2.1 Confidence Intervals for a Single Group
2.1.1 Confidence interval for a mean
The t.test( ) function performs one-sample and two-sample t-tests. In performing a one-sample t-test, this function also gives a confidence interval for the population mean.
> t.test(agewalk)
One Sample t-test
data: agewalk
t = 57.9405, df = 49, p-value < 2.2e-16
alternative hypothesis: true mean is not equal to 0
95 percent confidence interval:
10.74397 11.51603
sample estimates:
mean of x
11.13
The t.test( ) function can be used to conduct several types of t-tests, and it's a good idea to check the title in the output ('One Sample t-test) and the degrees of freedom (which for a CI for a mean are n-1) to be sure R is performing a one-sample t-test.
If we are interested in a confidence interval for the mean, we can ignore the t-value and p-value given by this procedure (which are discussed in Section 2.2), and focus on the 95% confidence interval. Here, the mean age at walking for the sample of n=50 infants (degrees of freedom are n-1) was 11.13, with a 95% confidence interval of (10.74 , 11.52).
R calculates a 95% confidence interval by default, but we can request other confidence levels using the 'conf.level' option. For example, the following requests the 90% confidence interval for the mean age at walking:
> t.test(agewalk,conf.level=.90)
One Sample t-test
data: agewalk
t = 57.9405, df = 49, p-value < 2.2e-16
alternative hypothesis: true mean is not equal to 0
90 percent confidence interval:
10.80795 11.45205
sample estimates:
mean of x
11.13
Note that R changes the label for the confidence interval (90 percent …) to reflect the specified confidence level.
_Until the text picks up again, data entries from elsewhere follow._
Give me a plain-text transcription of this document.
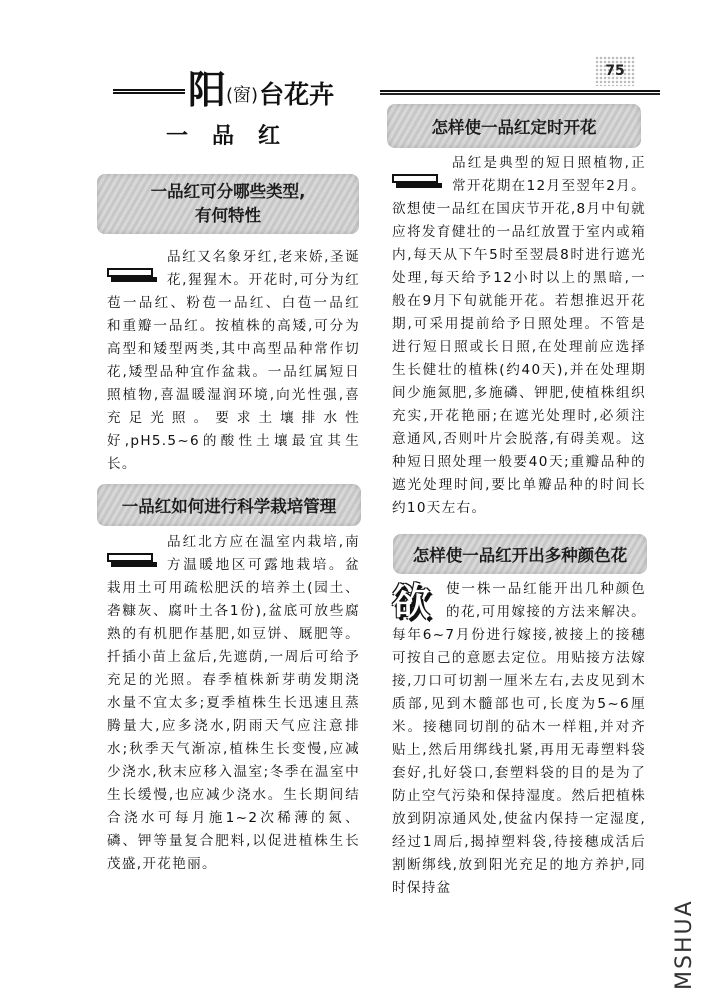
阳 (窗) 台花卉
75
一品红
一品红可分哪些类型,
有何特性

品红又名象牙红,老来娇,圣诞花,猩猩木。开花时,可分为红苞一品红、粉苞一品红、白苞一品红和重瓣一品红。按植株的高矮,可分为高型和矮型两类,其中高型品种常作切花,矮型品种宜作盆栽。一品红属短日照植物,喜温暖湿润环境,向光性强,喜充足光照。要求土壤排水性好,pH5.5~6的酸性土壤最宜其生长。

一品红如何进行科学栽培管理

品红北方应在温室内栽培,南方温暖地区可露地栽培。盆栽用土可用疏松肥沃的培养土(园土、砻糠灰、腐叶土各1份),盆底可放些腐熟的有机肥作基肥,如豆饼、厩肥等。扦插小苗上盆后,先遮荫,一周后可给予充足的光照。春季植株新芽萌发期浇水量不宜太多;夏季植株生长迅速且蒸腾量大,应多浇水,阴雨天气应注意排水;秋季天气渐凉,植株生长变慢,应减少浇水,秋末应移入温室;冬季在温室中生长缓慢,也应减少浇水。生长期间结合浇水可每月施1~2次稀薄的氮、磷、钾等量复合肥料,以促进植株生长茂盛,开花艳丽。

怎样使一品红定时开花

品红是典型的短日照植物,正常开花期在12月至翌年2月。欲想使一品红在国庆节开花,8月中旬就应将发育健壮的一品红放置于室内或箱内,每天从下午5时至翌晨8时进行遮光处理,每天给予12小时以上的黑暗,一般在9月下旬就能开花。若想推迟开花期,可采用提前给予日照处理。不管是进行短日照或长日照,在处理前应选择生长健壮的植株(约40天),并在处理期间少施氮肥,多施磷、钾肥,使植株组织充实,开花艳丽;在遮光处理时,必须注意通风,否则叶片会脱落,有碍美观。这种短日照处理一般要40天;重瓣品种的遮光处理时间,要比单瓣品种的时间长约10天左右。

怎样使一品红开出多种颜色花
欲	使一株一品红能开出几种颜色的花,可用嫁接的方法来解决。每年6~7月份进行嫁接,被接上的接穗可按自己的意愿去定位。用贴接方法嫁接,刀口可切割一厘米左右,去皮见到木质部,见到木髓部也可,长度为5~6厘米。接穗同切削的砧木一样粗,并对齐贴上,然后用绑线扎紧,再用无毒塑料袋套好,扎好袋口,套塑料袋的目的是为了防止空气污染和保持湿度。然后把植株放到阴凉通风处,使盆内保持一定湿度,经过1周后,揭掉塑料袋,待接穗成活后割断绑线,放到阳光充足的地方养护,同时保持盆

MSHUA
2.1.2 Confidence interval for a proportion
The prop.test( ) command performs one- and two-sample tests for proportions, and gives a confidence interval for a proportion as part of the output. For example, in the Age at Walking example, 26/50=.52 of the infants were girls. I first used the table() function to find these frequencies, and then calculated the proportion. I then calculated the confidence interval using the prop.test( ) function.
NOTE: When using the prop.test( ) function, specifying 'correct=TRUE' tells R to use the small sample correction when calculating the confidence interval (a slightly different formula), and specifying 'correct=FALSE' tells R to use the usual large sample formula for the confidence interval (Since categorical data are not normally distributed, the usual z-statistic formula for the confidence interval for a proportion is only reliable with large samples - with at least 5 events and 5 non-events in the sample).
> table(sexmale)
sexmale
0 1
26 24
> 26/(26+24)
0.52
> prop.test(26,50,correct=FALSE)
1-sample proportions test without continuity correction
data: 26 out of 50, null probability 0.5
X-squared = 0.02, df = 1, p-value = 0.8875
alternative hypothesis: true p is not equal to 0.5
95 percent confidence interval:
0.3851174 0.6520286
sample estimates:
p
0.52
The prop.test( ) procedure can be used for several scenarios, so it's a good idea to check the labeling (1-sample proportions) to make sure we set things up correctly. The procedure also tests a hypothesis about the proportion (see Section 2.3), but we can focus on the 'p' of 0.52 (the sample proportion) and the confidence interval (0.385 , 0.652). This procedure uses a slightly different formula for the CI than presented in class, and the results of the two versions of the formula may differ slightly. With small samples, it is more appropriate to use the 'correct=TRUE' option to use the correction factor. There is also a 'binom.exact( )' function which calculates a confidence interval for a proportion using an exact formula appropriate for small sample sizes.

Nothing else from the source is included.